Bensalem police are investigating the Philadelphia Gun Club for animal cruelty after animal-rights activists filmed someone there allegedly throwing an injured pigeon and pelting it with rocks and ice.

Bensalem police are investigating the Philadelphia Gun Club for animal cruelty after animal-rights activists filmed someone there allegedly throwing an injured pigeon and pelting it with rocks and ice.

Activists from SHARK (SHowing Animals Respect and Kindness) have long protested the riverside club's semiannual pigeon shoots, in which hunters shoot at live birds released from boxes.

Pigeons wounded but not killed by gunfire often drown in the Delaware River, the activists charge.  SHARK Investigator Stuart Chaifetz two weeks ago filmed an alleged club associate chasing injured birds on the riverbank, throwing them to the ground, pelting them with rocks and ice and jabbing them with sticks in violation of state animal-cruelty laws.

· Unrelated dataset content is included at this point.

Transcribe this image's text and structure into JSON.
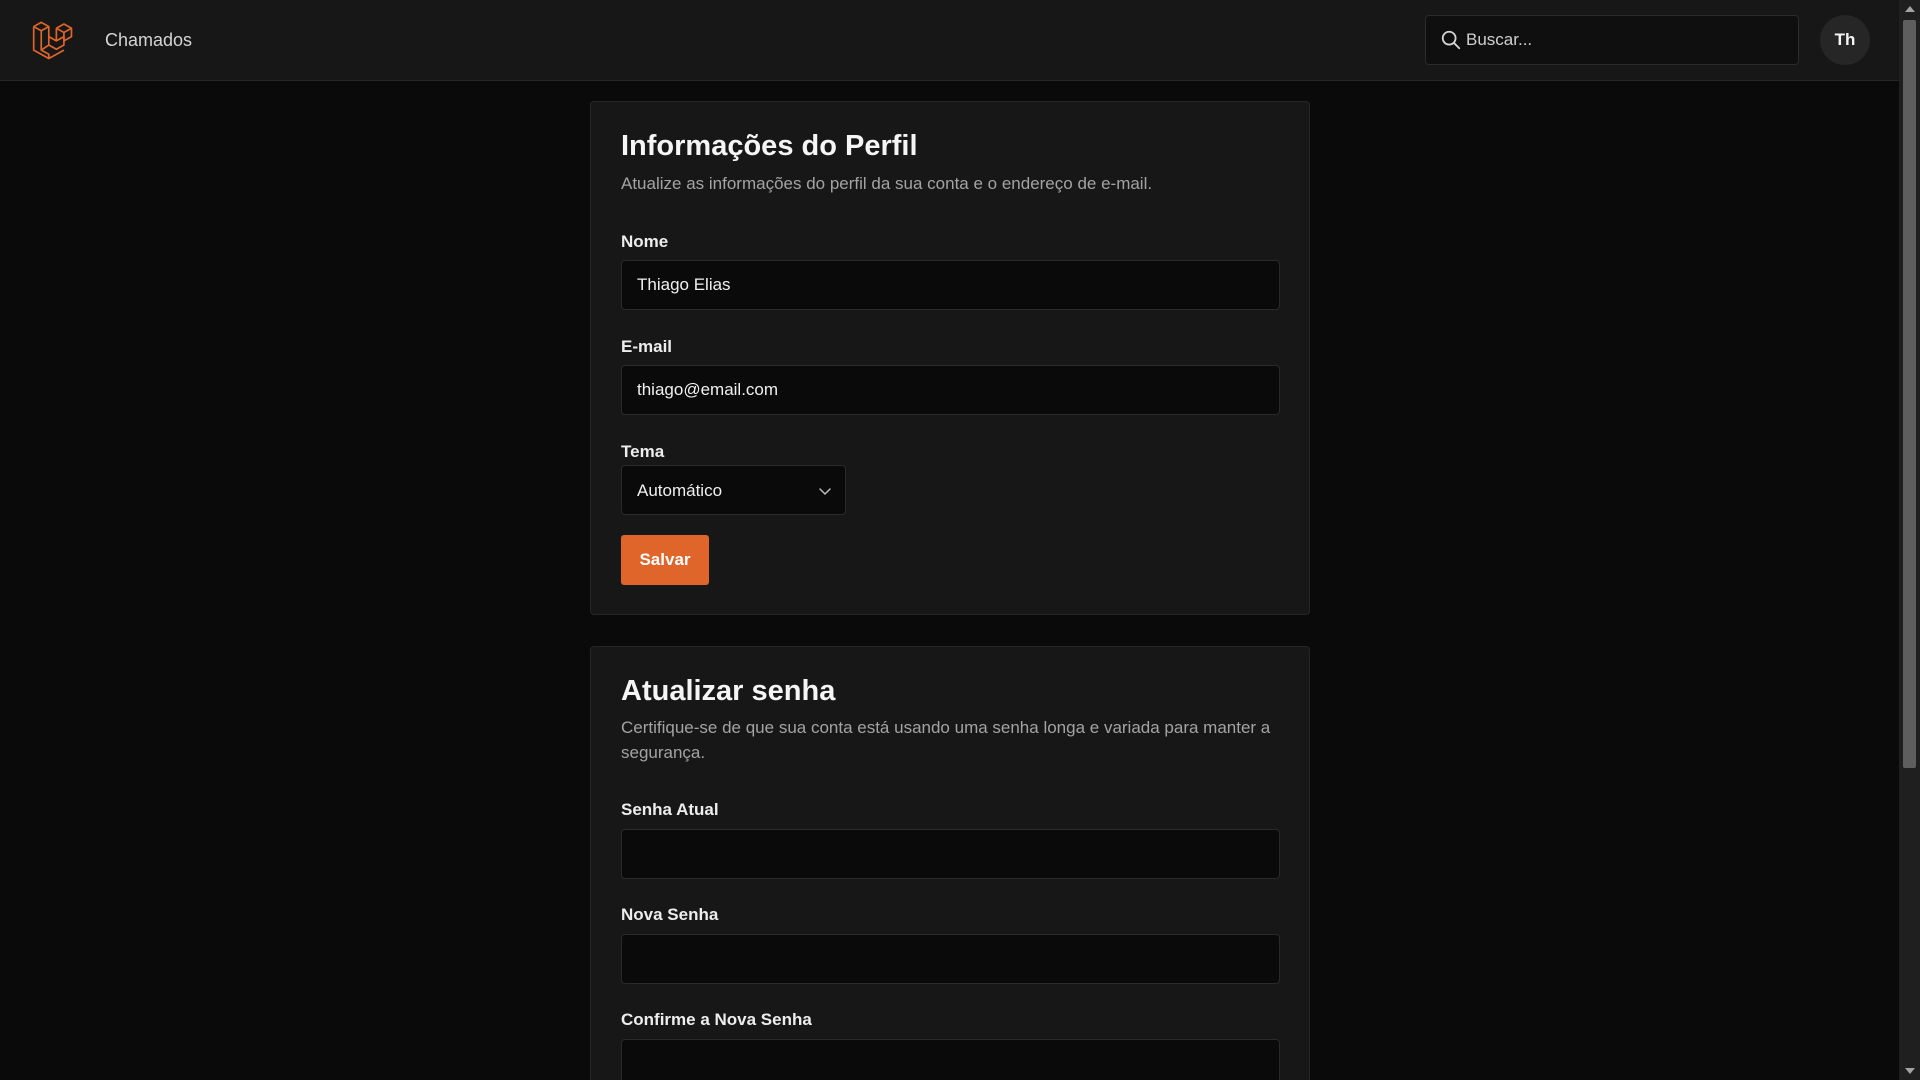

The group released the video Thursday morning.

"It is heartbreaking to watch these innocent birds being so brutally violated again and again," Chaifetz said. "The Gun Club must release the name of their worker and cooperate with us so he can be fully prosecuted. This person should be prosecuted because someone who causes such pain and agony to animals may also pose a danger to people as well."

SHARK President Steve Hindi agreed: "The Philadelphia Gun Club has a moral, ethical and legal obligation to have workers on the shoreline of the river to humanely kill any wounded birds that land there."

Bensalem Lt. William McVey confirmed that police began investigating the club for animal cruelty after SHARK activists reported the club for suspected abuses.

"We are still actively investigating the matter. At this time, no charges have been filed," McVey said.

Sean M. Corr, an attorney who represents the club, said concerned club members are just as interested in learning the identity of the person Chaifetz filmed.
"All we can say now is that we can't identify who the person is, and we're cooperating with the police investigation," Corr said. "It appears that he was down range during active shooting, and we don't station anybody in front of the firing line. That just adds to the mystery."


The club filed a federal lawsuit against SHARK in 2014 accusing the activists of stalking, harassment, trespass, intimidation, defamation, libel and privacy invasion.

That case resulted in an agreement that the club would reduce how many pigeon shoots they hold annually (from about 18 to no more than 12) if the activists agreed to not publicize video, photographs or information identifying club members, according to a joint motion filed in court Jan. 4. The agreement also requires the club "to promptly retrieve and humanely dispatch wounded birds," court documents show.

Pennsylvania allows live pigeon shooting, although it's the only state to do so, according to the Humane Society of the United States. Bills that would prohibit them have been repeatedly introduced - and shot down - in the state legislature since 1989.

The Delaware River Keeper Network sued the club in 2012, arguing that its frequent shower of lead shot and dead birds pollutes the river. That case ended with a $15,000 settlement.